Dr. Bassem Safadi, Clinical Professor and Chair of the Department of Surgery

Skin lacerations and depressed skull fractures.


I was on the sixth floor in a meeting with hospital administrators. I just remember hearing a very loud noise and seeing the panels across the room falling.

Our first instinct was to go down to the ground floor and follow earthquake evacuation procedure, but as we were walking down the stairs, we saw smoke rising. Right then, we knew it was an explosion and that we’d have to start preparing to receive patients, so I went straight to ER.

The main hospital door to the ER was jammed. The first wave of patients was those geographically close to the hospital. They were mostly injured by shards of glass as they were not close to the blast, but they were panicking and demanded immediate attention at a time when most of our physicians and staff were still on their way to the hospital.

We tried as much as possible to triage them. For those who had superficial lacerations, we sutured them with surgical staples, sometimes without anesthesia just to remove the danger and stop the bleeding. 

Within 15 minutes, people with more serious injuries started to arrive. They either had something heavy fall on them or had been blown away and landed on something because of the tremendous impact of the blast, which led to cases of serious head injuries or loss of consciousness.

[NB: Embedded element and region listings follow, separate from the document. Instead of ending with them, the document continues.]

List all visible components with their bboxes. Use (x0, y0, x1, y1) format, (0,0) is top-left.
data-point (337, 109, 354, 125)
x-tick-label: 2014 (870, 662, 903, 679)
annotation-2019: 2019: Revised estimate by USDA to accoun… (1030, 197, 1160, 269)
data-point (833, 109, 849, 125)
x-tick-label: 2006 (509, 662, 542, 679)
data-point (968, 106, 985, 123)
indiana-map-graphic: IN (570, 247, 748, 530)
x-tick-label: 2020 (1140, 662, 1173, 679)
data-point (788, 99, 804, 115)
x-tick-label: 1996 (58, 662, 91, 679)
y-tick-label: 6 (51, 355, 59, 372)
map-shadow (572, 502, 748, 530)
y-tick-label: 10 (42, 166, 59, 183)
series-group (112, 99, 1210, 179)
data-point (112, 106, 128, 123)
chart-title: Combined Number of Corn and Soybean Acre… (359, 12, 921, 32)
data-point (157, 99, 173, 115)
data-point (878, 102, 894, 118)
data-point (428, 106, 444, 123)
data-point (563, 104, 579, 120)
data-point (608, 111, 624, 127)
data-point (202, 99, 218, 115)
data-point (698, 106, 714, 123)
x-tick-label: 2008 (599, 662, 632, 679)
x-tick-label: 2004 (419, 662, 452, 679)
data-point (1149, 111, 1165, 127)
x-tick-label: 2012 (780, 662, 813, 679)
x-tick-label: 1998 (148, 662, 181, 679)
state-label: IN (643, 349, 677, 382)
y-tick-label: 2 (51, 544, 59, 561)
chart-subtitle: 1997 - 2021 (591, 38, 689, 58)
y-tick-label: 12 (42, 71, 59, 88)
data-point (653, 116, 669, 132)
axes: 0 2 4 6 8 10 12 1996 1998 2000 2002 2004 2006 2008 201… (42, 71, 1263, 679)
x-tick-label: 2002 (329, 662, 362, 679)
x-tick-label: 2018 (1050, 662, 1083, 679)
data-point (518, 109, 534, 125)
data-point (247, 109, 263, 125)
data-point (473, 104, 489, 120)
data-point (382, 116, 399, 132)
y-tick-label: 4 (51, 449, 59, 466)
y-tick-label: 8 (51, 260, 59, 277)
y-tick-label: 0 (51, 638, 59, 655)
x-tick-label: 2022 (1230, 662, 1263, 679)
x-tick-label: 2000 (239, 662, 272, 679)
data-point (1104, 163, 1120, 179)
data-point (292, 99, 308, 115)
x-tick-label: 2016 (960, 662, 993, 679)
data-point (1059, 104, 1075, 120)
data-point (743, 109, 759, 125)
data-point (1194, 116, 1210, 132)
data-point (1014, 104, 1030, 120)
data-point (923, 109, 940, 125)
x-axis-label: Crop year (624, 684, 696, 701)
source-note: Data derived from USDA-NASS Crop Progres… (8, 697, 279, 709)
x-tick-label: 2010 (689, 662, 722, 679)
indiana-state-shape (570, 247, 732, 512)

As more doctors rushed in, I headed to the OR. Of the 360 patients we received, we operated on more than 60. The vast majority had skin lacerations, while others had depressed skill fractures. Many suffered from pneumothorax, where the air becomes trapped between the lungs and chest wall due to rib fractures or objects that had penetrated the chest.

What we did the first day was damage control: identify life-threatening problems, stabilize the fractures and intubate the patients who couldn’t breathe, and clean and close wounds, without necessarily paying attention to esthetics. Over the following days, we dealt with repairing broken bones in the face and the skull.

Our students and residents worked tirelessly and were able to organize in order to treat every single patient. I’m very proud of them. It’s telling that given the circumstances, no patient died because of a missed injury. They were on top of things and this is an excellent testament to their reliability.